Revista Lésbi

Para mulheres que se relacionam com mulheres

Carta à leitora

Oito e meia da noite: meus vizinhos batem panela. Não entendo bem o que estão gritando. Vocês entendem? Está tudo confuso aqui do meu sofá. Minhas gatas me olham distantes – será que sacaram o isolamento social? Será que também sentem medo? Será que não suportam minha presença vinte e quatro horas neste espaço? Que pancada. Estou perdendo a referência do tempo. Que dia é hoje? Quantas horas se passaram desde que começamos a conversar? 

Estou tentando me entender com o tempo. Há poucos dias entrávamos em quarentena e também completávamos dois anos sem Marielle Franco. Parece mais. Por que ninguém nos responde? Nos escondem dados oficiais – quantas pessoas perdemos? Nos escondem nomes – quem mandou matar? Nos escondem nossos direitos – como sobreviveremos? 

Sinto uma vontade enorme de dar de maluca. Olhar nos olhos das pessoas. Saber por que ninguém nos responde. Quem sabe abraçar a vida – já pensou nisso? Nesse instante, a Lésbi me traz uma nova percepção dos dias. Detalhes que vou buscando em cada texto, novidades que me chegam aos olhos como se nunca. E nunca mesmo eu pensei que teria coragem para destrinchar o silêncio e transformá-lo em muitas vozes. Agora sei, estou inteira nessa revista: mente, corpo e espírito. 
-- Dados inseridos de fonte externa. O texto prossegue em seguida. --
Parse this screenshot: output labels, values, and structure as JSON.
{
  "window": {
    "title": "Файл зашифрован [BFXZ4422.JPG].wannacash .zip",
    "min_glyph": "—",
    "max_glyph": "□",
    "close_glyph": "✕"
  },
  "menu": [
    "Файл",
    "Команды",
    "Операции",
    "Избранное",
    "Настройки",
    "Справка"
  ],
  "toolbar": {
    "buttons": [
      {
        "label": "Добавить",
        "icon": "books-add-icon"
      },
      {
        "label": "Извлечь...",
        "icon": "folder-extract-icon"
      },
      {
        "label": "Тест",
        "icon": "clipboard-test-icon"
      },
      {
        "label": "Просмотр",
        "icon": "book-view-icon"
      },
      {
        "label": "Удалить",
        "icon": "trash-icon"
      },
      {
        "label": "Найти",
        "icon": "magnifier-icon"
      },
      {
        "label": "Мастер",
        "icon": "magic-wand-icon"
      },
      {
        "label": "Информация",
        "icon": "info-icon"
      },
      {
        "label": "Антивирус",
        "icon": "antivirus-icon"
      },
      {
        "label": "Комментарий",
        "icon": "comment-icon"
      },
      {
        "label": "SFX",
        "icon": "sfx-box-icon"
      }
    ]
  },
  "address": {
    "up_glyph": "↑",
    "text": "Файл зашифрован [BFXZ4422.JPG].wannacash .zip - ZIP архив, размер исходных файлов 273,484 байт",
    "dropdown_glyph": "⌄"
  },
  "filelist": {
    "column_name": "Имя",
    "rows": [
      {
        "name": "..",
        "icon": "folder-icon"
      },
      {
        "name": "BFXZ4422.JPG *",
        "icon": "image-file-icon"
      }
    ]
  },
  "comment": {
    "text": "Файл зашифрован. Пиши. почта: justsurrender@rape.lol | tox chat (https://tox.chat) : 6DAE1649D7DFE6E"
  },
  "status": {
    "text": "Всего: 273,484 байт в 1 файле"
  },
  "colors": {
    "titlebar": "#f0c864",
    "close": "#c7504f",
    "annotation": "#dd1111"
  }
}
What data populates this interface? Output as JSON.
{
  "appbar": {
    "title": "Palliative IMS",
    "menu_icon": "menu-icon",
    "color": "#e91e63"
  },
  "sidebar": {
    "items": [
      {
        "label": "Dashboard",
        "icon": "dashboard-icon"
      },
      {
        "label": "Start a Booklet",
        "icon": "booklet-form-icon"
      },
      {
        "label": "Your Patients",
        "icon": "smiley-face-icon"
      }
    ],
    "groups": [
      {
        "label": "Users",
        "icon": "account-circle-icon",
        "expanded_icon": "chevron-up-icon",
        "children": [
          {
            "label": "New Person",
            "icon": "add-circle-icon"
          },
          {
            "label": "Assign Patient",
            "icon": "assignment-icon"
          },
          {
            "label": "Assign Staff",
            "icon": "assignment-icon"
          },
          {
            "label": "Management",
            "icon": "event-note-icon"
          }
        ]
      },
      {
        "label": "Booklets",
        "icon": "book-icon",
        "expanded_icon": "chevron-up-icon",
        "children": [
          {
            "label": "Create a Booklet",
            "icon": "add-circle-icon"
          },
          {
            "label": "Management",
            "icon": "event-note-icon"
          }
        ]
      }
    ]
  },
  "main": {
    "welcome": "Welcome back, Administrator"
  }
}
A Lésbi chegou pelo caminho feito por mim e por muitas mulheres que estão ao meu lado. Chegou também pelas que não estão cara a cara, mas pelas telas. Chegou pela intuição que me gritou de madrugada: não abandone aquele projeto. Chegou por cada uma que está aqui comigo. A Lésbi é a força e a potência que só mulheres que se relacionam com mulheres têm. E ela fica pela nossa existência e porque não vamos mais nos contentar com o silêncio.